Almuth ist ehrlich ein Charakter, wie ich ihn selten erlebt habe. Eine an sich doch sehr eigenständige Frau, die aber irgendwie nicht eigenständig ist, weil die Ehe einen Partner mitgebracht hat und schon hat man deutlich weniger allein gemacht. Zudem ist Almuth mit über 60 bekennender Fußballfan und liest Kochbücher, als wären es Romane. Allein das hat sie für mich schon zu einer sehr interessanten Protagonistin gemacht. Als es dann auch noch so weit war, dass Almuth diverse Problematiken des Alltags, des Ehelebens etc. durch vergleiche mit Gerichten, Lebensmitteln und Fußballtaktiken zu erklären versucht hat, musste ich teilweise doch sehr Schmunzeln, da manches davon gar nicht so abwegig war, aber erst einmal auf eine solche Idee zu kommen...

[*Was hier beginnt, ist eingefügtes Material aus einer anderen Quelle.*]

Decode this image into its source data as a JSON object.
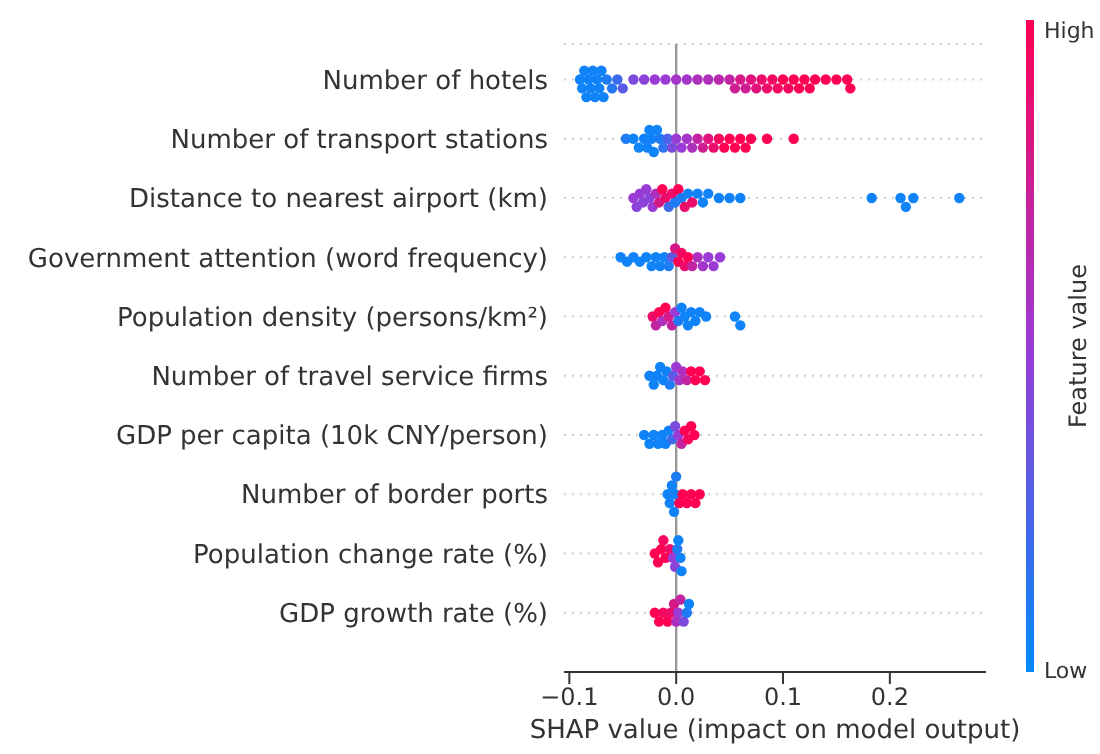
{
  "chart_data": {
    "type": "scatter",
    "orientation": "horizontal",
    "xlabel": "SHAP value (impact on model output)",
    "clabel": "Feature value",
    "categories": [
      "Number of hotels",
      "Number of transport stations",
      "Distance to nearest airport (km)",
      "Government attention (word frequency)",
      "Population density (persons/km²)",
      "Number of travel service firms",
      "GDP per capita (10k CNY/person)",
      "Number of border ports",
      "Population change rate (%)",
      "GDP growth rate (%)"
    ],
    "series": [
      {
        "x": [
          "Number of hotels",
          "Number of hotels",
          "Number of hotels",
          "Number of hotels",
          "Number of hotels",
          "Number of hotels",
          "Number of hotels",
          "Number of hotels",
          "Number of hotels",
          "Number of hotels",
          "Number of hotels",
          "Number of hotels",
          "Number of hotels",
          "Number of hotels",
          "Number of hotels",
          "Number of hotels",
          "Number of hotels",
          "Number of hotels",
          "Number of hotels",
          "Number of hotels",
          "Number of hotels",
          "Number of hotels",
          "Number of hotels",
          "Number of hotels",
          "Number of hotels",
          "Number of hotels",
          "Number of hotels",
          "Number of hotels",
          "Number of hotels",
          "Number of hotels",
          "Number of hotels",
          "Number of hotels",
          "Number of hotels",
          "Number of hotels",
          "Number of hotels",
          "Number of hotels",
          "Number of hotels",
          "Number of hotels",
          "Number of hotels",
          "Number of hotels",
          "Number of hotels",
          "Number of hotels",
          "Number of hotels",
          "Number of hotels",
          "Number of hotels",
          "Number of hotels"
        ],
        "values": [
          -0.09,
          -0.088,
          -0.086,
          -0.084,
          -0.082,
          -0.08,
          -0.078,
          -0.076,
          -0.074,
          -0.072,
          -0.07,
          -0.068,
          -0.065,
          -0.06,
          -0.055,
          -0.05,
          -0.04,
          -0.03,
          -0.02,
          -0.01,
          0.0,
          0.01,
          0.02,
          0.03,
          0.04,
          0.05,
          0.055,
          0.06,
          0.065,
          0.07,
          0.075,
          0.08,
          0.085,
          0.09,
          0.095,
          0.1,
          0.105,
          0.11,
          0.115,
          0.12,
          0.125,
          0.13,
          0.14,
          0.15,
          0.16,
          0.163
        ],
        "colors": [
          "#0f83f7",
          "#0f83f7",
          "#0f83f7",
          "#0f83f7",
          "#0f83f7",
          "#0f83f7",
          "#0f83f7",
          "#0f83f7",
          "#0f83f7",
          "#0f83f7",
          "#0f83f7",
          "#0f83f7",
          "#1f7bf4",
          "#2578f2",
          "#3e6bec",
          "#5c5be5",
          "#7b4bdd",
          "#8b43da",
          "#9a3bd6",
          "#9a3bd6",
          "#a435c9",
          "#a435c9",
          "#ae2fbc",
          "#ae2fbc",
          "#b829ae",
          "#c223a1",
          "#cd1e94",
          "#d71887",
          "#cd1e94",
          "#e1127a",
          "#e1127a",
          "#eb0c6c",
          "#eb0c6c",
          "#f5065f",
          "#f5065f",
          "#ff0052",
          "#f5065f",
          "#ff0052",
          "#ff0052",
          "#ff0052",
          "#ff0052",
          "#ff0052",
          "#ff0052",
          "#ff0052",
          "#ff0052",
          "#ff0052"
        ]
      },
      {
        "x": [
          "Number of transport stations",
          "Number of transport stations",
          "Number of transport stations",
          "Number of transport stations",
          "Number of transport stations",
          "Number of transport stations",
          "Number of transport stations",
          "Number of transport stations",
          "Number of transport stations",
          "Number of transport stations",
          "Number of transport stations",
          "Number of transport stations",
          "Number of transport stations",
          "Number of transport stations",
          "Number of transport stations",
          "Number of transport stations",
          "Number of transport stations",
          "Number of transport stations",
          "Number of transport stations",
          "Number of transport stations",
          "Number of transport stations",
          "Number of transport stations",
          "Number of transport stations",
          "Number of transport stations",
          "Number of transport stations",
          "Number of transport stations",
          "Number of transport stations",
          "Number of transport stations",
          "Number of transport stations",
          "Number of transport stations"
        ],
        "values": [
          -0.047,
          -0.04,
          -0.035,
          -0.03,
          -0.027,
          -0.025,
          -0.023,
          -0.021,
          -0.018,
          -0.015,
          -0.012,
          -0.008,
          -0.004,
          0.0,
          0.005,
          0.01,
          0.015,
          0.02,
          0.025,
          0.03,
          0.035,
          0.04,
          0.045,
          0.05,
          0.055,
          0.06,
          0.065,
          0.07,
          0.085,
          0.11
        ],
        "colors": [
          "#1f7bf4",
          "#0f83f7",
          "#0f83f7",
          "#0f83f7",
          "#0f83f7",
          "#0f83f7",
          "#0f83f7",
          "#0f83f7",
          "#0f83f7",
          "#1f7bf4",
          "#2e73f0",
          "#4d63e9",
          "#7b4bdd",
          "#9a3bd6",
          "#9a3bd6",
          "#a435c9",
          "#ae2fbc",
          "#c223a1",
          "#cd1e94",
          "#e1127a",
          "#eb0c6c",
          "#f5065f",
          "#ff0052",
          "#ff0052",
          "#ff0052",
          "#ff0052",
          "#ff0052",
          "#ff0052",
          "#ff0052",
          "#ff0052"
        ]
      },
      {
        "x": [
          "Distance to nearest airport (km)",
          "Distance to nearest airport (km)",
          "Distance to nearest airport (km)",
          "Distance to nearest airport (km)",
          "Distance to nearest airport (km)",
          "Distance to nearest airport (km)",
          "Distance to nearest airport (km)",
          "Distance to nearest airport (km)",
          "Distance to nearest airport (km)",
          "Distance to nearest airport (km)",
          "Distance to nearest airport (km)",
          "Distance to nearest airport (km)",
          "Distance to nearest airport (km)",
          "Distance to nearest airport (km)",
          "Distance to nearest airport (km)",
          "Distance to nearest airport (km)",
          "Distance to nearest airport (km)",
          "Distance to nearest airport (km)",
          "Distance to nearest airport (km)",
          "Distance to nearest airport (km)",
          "Distance to nearest airport (km)",
          "Distance to nearest airport (km)",
          "Distance to nearest airport (km)",
          "Distance to nearest airport (km)",
          "Distance to nearest airport (km)",
          "Distance to nearest airport (km)",
          "Distance to nearest airport (km)",
          "Distance to nearest airport (km)",
          "Distance to nearest airport (km)",
          "Distance to nearest airport (km)"
        ],
        "values": [
          -0.04,
          -0.037,
          -0.034,
          -0.031,
          -0.028,
          -0.025,
          -0.022,
          -0.019,
          -0.016,
          -0.013,
          -0.01,
          -0.007,
          -0.004,
          -0.001,
          0.002,
          0.005,
          0.008,
          0.011,
          0.015,
          0.02,
          0.025,
          0.03,
          0.04,
          0.05,
          0.06,
          0.183,
          0.21,
          0.215,
          0.222,
          0.265
        ],
        "colors": [
          "#9a3bd6",
          "#8b43da",
          "#9a3bd6",
          "#8b43da",
          "#9a3bd6",
          "#8b43da",
          "#9a3bd6",
          "#ae2fbc",
          "#d71887",
          "#ff0052",
          "#eb0c6c",
          "#3e6bec",
          "#eb0c6c",
          "#1f7bf4",
          "#ff0052",
          "#1f7bf4",
          "#eb0c6c",
          "#0f83f7",
          "#eb0c6c",
          "#0f83f7",
          "#0f83f7",
          "#0f83f7",
          "#0f83f7",
          "#0f83f7",
          "#0f83f7",
          "#0f83f7",
          "#0f83f7",
          "#0f83f7",
          "#0f83f7",
          "#0f83f7"
        ]
      },
      {
        "x": [
          "Government attention (word frequency)",
          "Government attention (word frequency)",
          "Government attention (word frequency)",
          "Government attention (word frequency)",
          "Government attention (word frequency)",
          "Government attention (word frequency)",
          "Government attention (word frequency)",
          "Government attention (word frequency)",
          "Government attention (word frequency)",
          "Government attention (word frequency)",
          "Government attention (word frequency)",
          "Government attention (word frequency)",
          "Government attention (word frequency)",
          "Government attention (word frequency)",
          "Government attention (word frequency)",
          "Government attention (word frequency)",
          "Government attention (word frequency)",
          "Government attention (word frequency)",
          "Government attention (word frequency)",
          "Government attention (word frequency)",
          "Government attention (word frequency)",
          "Government attention (word frequency)"
        ],
        "values": [
          -0.052,
          -0.046,
          -0.04,
          -0.034,
          -0.028,
          -0.023,
          -0.019,
          -0.015,
          -0.011,
          -0.007,
          -0.004,
          -0.001,
          0.002,
          0.005,
          0.008,
          0.011,
          0.015,
          0.02,
          0.025,
          0.03,
          0.035,
          0.041
        ],
        "colors": [
          "#0f83f7",
          "#0f83f7",
          "#0f83f7",
          "#0f83f7",
          "#0f83f7",
          "#0f83f7",
          "#0f83f7",
          "#0f83f7",
          "#0f83f7",
          "#1f7bf4",
          "#5c5be5",
          "#d71887",
          "#ff0052",
          "#f5065f",
          "#eb0c6c",
          "#ff0052",
          "#c223a1",
          "#ae2fbc",
          "#a435c9",
          "#9a3bd6",
          "#9a3bd6",
          "#9a3bd6"
        ]
      },
      {
        "x": [
          "Population density (persons/km²)",
          "Population density (persons/km²)",
          "Population density (persons/km²)",
          "Population density (persons/km²)",
          "Population density (persons/km²)",
          "Population density (persons/km²)",
          "Population density (persons/km²)",
          "Population density (persons/km²)",
          "Population density (persons/km²)",
          "Population density (persons/km²)",
          "Population density (persons/km²)",
          "Population density (persons/km²)",
          "Population density (persons/km²)",
          "Population density (persons/km²)",
          "Population density (persons/km²)",
          "Population density (persons/km²)",
          "Population density (persons/km²)",
          "Population density (persons/km²)"
        ],
        "values": [
          -0.022,
          -0.019,
          -0.016,
          -0.013,
          -0.01,
          -0.007,
          -0.004,
          -0.001,
          0.002,
          0.005,
          0.008,
          0.011,
          0.014,
          0.018,
          0.022,
          0.028,
          0.055,
          0.06
        ],
        "colors": [
          "#eb0c6c",
          "#c223a1",
          "#ff0052",
          "#ae2fbc",
          "#ff0052",
          "#d71887",
          "#c223a1",
          "#9a3bd6",
          "#1f7bf4",
          "#0f83f7",
          "#0f83f7",
          "#0f83f7",
          "#0f83f7",
          "#0f83f7",
          "#0f83f7",
          "#0f83f7",
          "#0f83f7",
          "#0f83f7"
        ]
      },
      {
        "x": [
          "Number of travel service firms",
          "Number of travel service firms",
          "Number of travel service firms",
          "Number of travel service firms",
          "Number of travel service firms",
          "Number of travel service firms",
          "Number of travel service firms",
          "Number of travel service firms",
          "Number of travel service firms",
          "Number of travel service firms",
          "Number of travel service firms",
          "Number of travel service firms",
          "Number of travel service firms",
          "Number of travel service firms",
          "Number of travel service firms",
          "Number of travel service firms"
        ],
        "values": [
          -0.025,
          -0.021,
          -0.018,
          -0.015,
          -0.012,
          -0.009,
          -0.006,
          -0.003,
          0.0,
          0.003,
          0.006,
          0.01,
          0.014,
          0.018,
          0.022,
          0.027
        ],
        "colors": [
          "#0f83f7",
          "#0f83f7",
          "#0f83f7",
          "#0f83f7",
          "#0f83f7",
          "#0f83f7",
          "#1f7bf4",
          "#5c5be5",
          "#9a3bd6",
          "#a435c9",
          "#ae2fbc",
          "#c223a1",
          "#ff0052",
          "#ff0052",
          "#ff0052",
          "#ff0052"
        ]
      },
      {
        "x": [
          "GDP per capita (10k CNY/person)",
          "GDP per capita (10k CNY/person)",
          "GDP per capita (10k CNY/person)",
          "GDP per capita (10k CNY/person)",
          "GDP per capita (10k CNY/person)",
          "GDP per capita (10k CNY/person)",
          "GDP per capita (10k CNY/person)",
          "GDP per capita (10k CNY/person)",
          "GDP per capita (10k CNY/person)",
          "GDP per capita (10k CNY/person)",
          "GDP per capita (10k CNY/person)",
          "GDP per capita (10k CNY/person)",
          "GDP per capita (10k CNY/person)",
          "GDP per capita (10k CNY/person)",
          "GDP per capita (10k CNY/person)"
        ],
        "values": [
          -0.03,
          -0.025,
          -0.021,
          -0.017,
          -0.013,
          -0.01,
          -0.007,
          -0.004,
          -0.001,
          0.002,
          0.005,
          0.008,
          0.011,
          0.014,
          0.017
        ],
        "colors": [
          "#0f83f7",
          "#0f83f7",
          "#0f83f7",
          "#0f83f7",
          "#0f83f7",
          "#0f83f7",
          "#0f83f7",
          "#3e6bec",
          "#7b4bdd",
          "#9a3bd6",
          "#c223a1",
          "#ff0052",
          "#f5065f",
          "#ff0052",
          "#ff0052"
        ]
      },
      {
        "x": [
          "Number of border ports",
          "Number of border ports",
          "Number of border ports",
          "Number of border ports",
          "Number of border ports",
          "Number of border ports",
          "Number of border ports",
          "Number of border ports",
          "Number of border ports",
          "Number of border ports",
          "Number of border ports",
          "Number of border ports"
        ],
        "values": [
          -0.008,
          -0.006,
          -0.004,
          -0.002,
          -0.001,
          0.0,
          0.003,
          0.006,
          0.01,
          0.014,
          0.018,
          0.022
        ],
        "colors": [
          "#0f83f7",
          "#0f83f7",
          "#0f83f7",
          "#0f83f7",
          "#0f83f7",
          "#1f7bf4",
          "#ff0052",
          "#ff0052",
          "#ff0052",
          "#ff0052",
          "#ff0052",
          "#ff0052"
        ]
      },
      {
        "x": [
          "Population change rate (%)",
          "Population change rate (%)",
          "Population change rate (%)",
          "Population change rate (%)",
          "Population change rate (%)",
          "Population change rate (%)",
          "Population change rate (%)",
          "Population change rate (%)",
          "Population change rate (%)",
          "Population change rate (%)",
          "Population change rate (%)",
          "Population change rate (%)"
        ],
        "values": [
          -0.02,
          -0.017,
          -0.014,
          -0.012,
          -0.01,
          -0.006,
          -0.003,
          -0.001,
          0.001,
          0.002,
          0.004,
          0.005
        ],
        "colors": [
          "#ff0052",
          "#ff0052",
          "#ff0052",
          "#f5065f",
          "#ff0052",
          "#eb0c6c",
          "#9a3bd6",
          "#8b43da",
          "#1f7bf4",
          "#0f83f7",
          "#0f83f7",
          "#0f83f7"
        ]
      },
      {
        "x": [
          "GDP growth rate (%)",
          "GDP growth rate (%)",
          "GDP growth rate (%)",
          "GDP growth rate (%)",
          "GDP growth rate (%)",
          "GDP growth rate (%)",
          "GDP growth rate (%)",
          "GDP growth rate (%)",
          "GDP growth rate (%)",
          "GDP growth rate (%)",
          "GDP growth rate (%)",
          "GDP growth rate (%)"
        ],
        "values": [
          -0.02,
          -0.016,
          -0.012,
          -0.008,
          -0.005,
          -0.002,
          0.0,
          0.002,
          0.004,
          0.007,
          0.01,
          0.012
        ],
        "colors": [
          "#ff0052",
          "#ff0052",
          "#f5065f",
          "#ff0052",
          "#eb0c6c",
          "#d71887",
          "#ae2fbc",
          "#9a3bd6",
          "#c223a1",
          "#7b4bdd",
          "#1f7bf4",
          "#0f83f7"
        ]
      }
    ],
    "xlim": [
      -0.105,
      0.29
    ],
    "xticks": [
      {
        "value": -0.1,
        "label": "−0.1"
      },
      {
        "value": 0,
        "label": "0.0"
      },
      {
        "value": 0.1,
        "label": "0.1"
      },
      {
        "value": 0.2,
        "label": "0.2"
      }
    ],
    "clim": [
      0,
      1
    ],
    "cticks": [
      {
        "value": 0,
        "label": "Low"
      },
      {
        "value": 1,
        "label": "High"
      }
    ],
    "grid": "y",
    "marker": "circle",
    "ref_lines": [
      {
        "axis": "x",
        "value": 0,
        "color": "#999999"
      }
    ]
  }
}
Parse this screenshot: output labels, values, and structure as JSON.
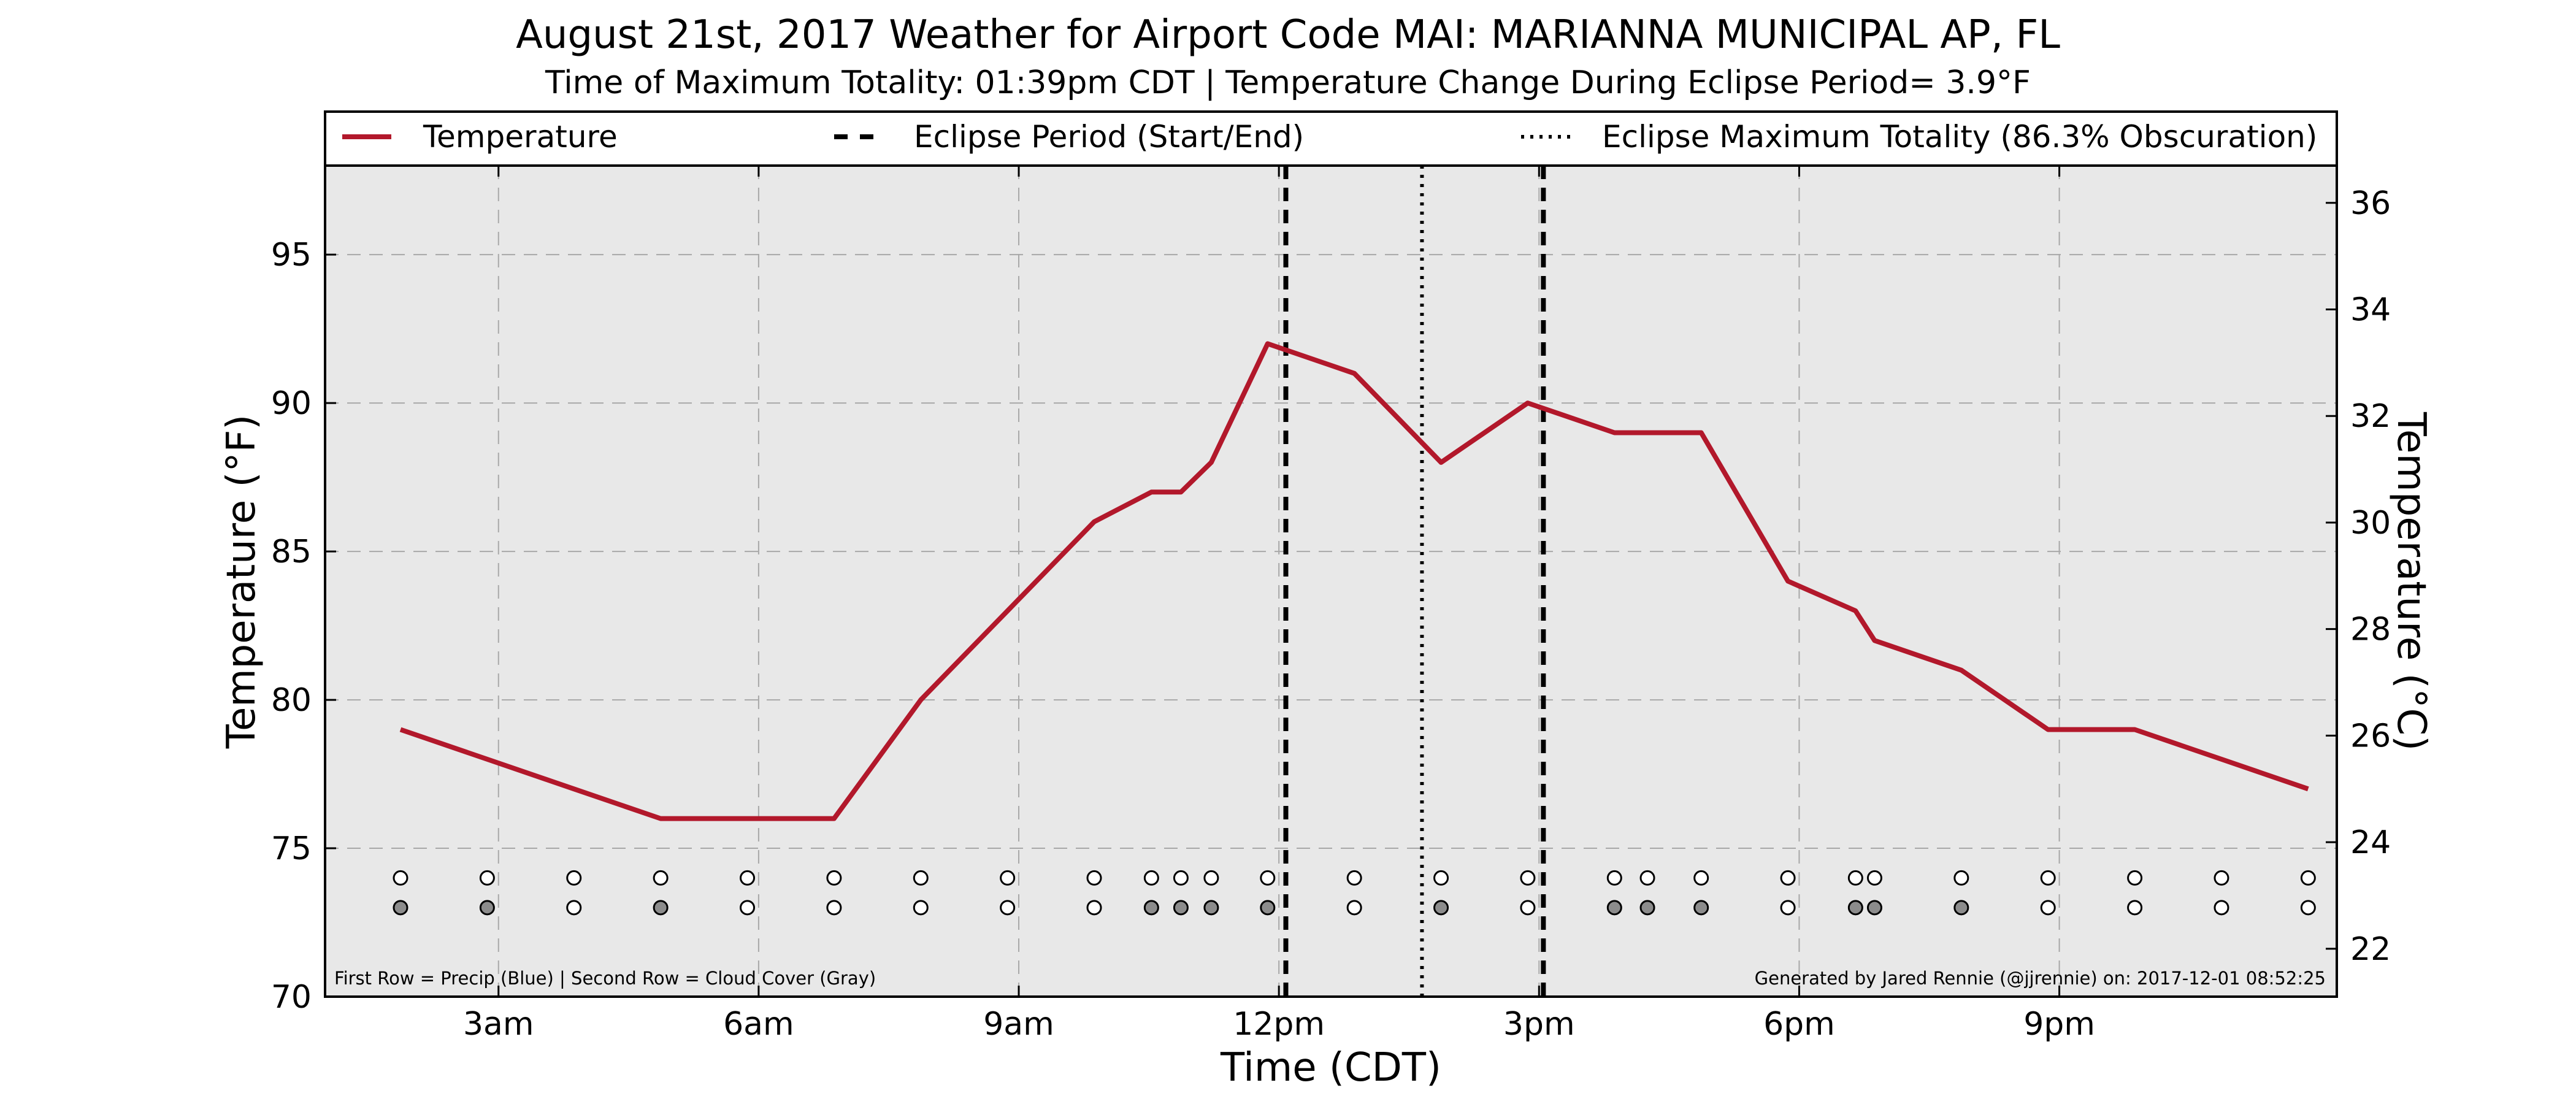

Wobei ich es dabei einfach auch grandios fand, dass die Kapitelüberschriften alle irgendwelche Gerichte oder Nahrungsmittel waren, die auch immer eine ganz besondere Bedeutung in dem entsprechenden Kapitel hatten und es hat einfach extrem Spaß gemacht, herauszufinden, was die Überschrift bloß mit dem Inhalt des Kapitels zu tun haben wird. Manche Kapitel waren da zwar noch bedeutungsträchtiger als andere, aber an sich hat mir die Idee einfach super gefallen.

Bei Almuths Freundinnen Lilo und Paula, muss ich auch sagen, dass die beiden einfach super gelungen sind, besonders, da sie doch sehr unterschiedlich sind, aber vielleicht auch gerade deswegen alle drei so gut zusammen passen. Zumal man auch irgendwann dachte sie beide sehr gut einschätzen zu können und dann doch noch etwas Neues lernen konnte. Wobei ich da sagen muss, dass mir in Verbindung mit den beiden und den Kapitelüberschriften das »Toast Hawaii« doch am meisten zum Grinsen gebracht hat. Zumal es einfach einige sehr geniale Charaktere in diesem Buch gab, wie zum Beispiel einen Kneipenwirt, der es mir irgendwie angetan hat.

Als einziges nicht so ganz zu dem restlichen positiven Eindruck wollte bei mir das Ende zu dem Buch passen. Irgendwie konnte ich Almuths Verhalten da nicht immer so ganz nachvollziehen. Dadurch fand ich das Ende leider eher etwas seltsam. Es machte zwar auch irgendwie Sinn, war aber gleichsam seltsam. Zudem ich es auch glaube ich nicht hundertprozentig verstanden habe, leider!

Ansonsten aber ein echt tolles Buch, das eine leichte Unterhaltung bietet, die aber nicht zu leicht ist und bei dem man sich herrlich amüsieren kann!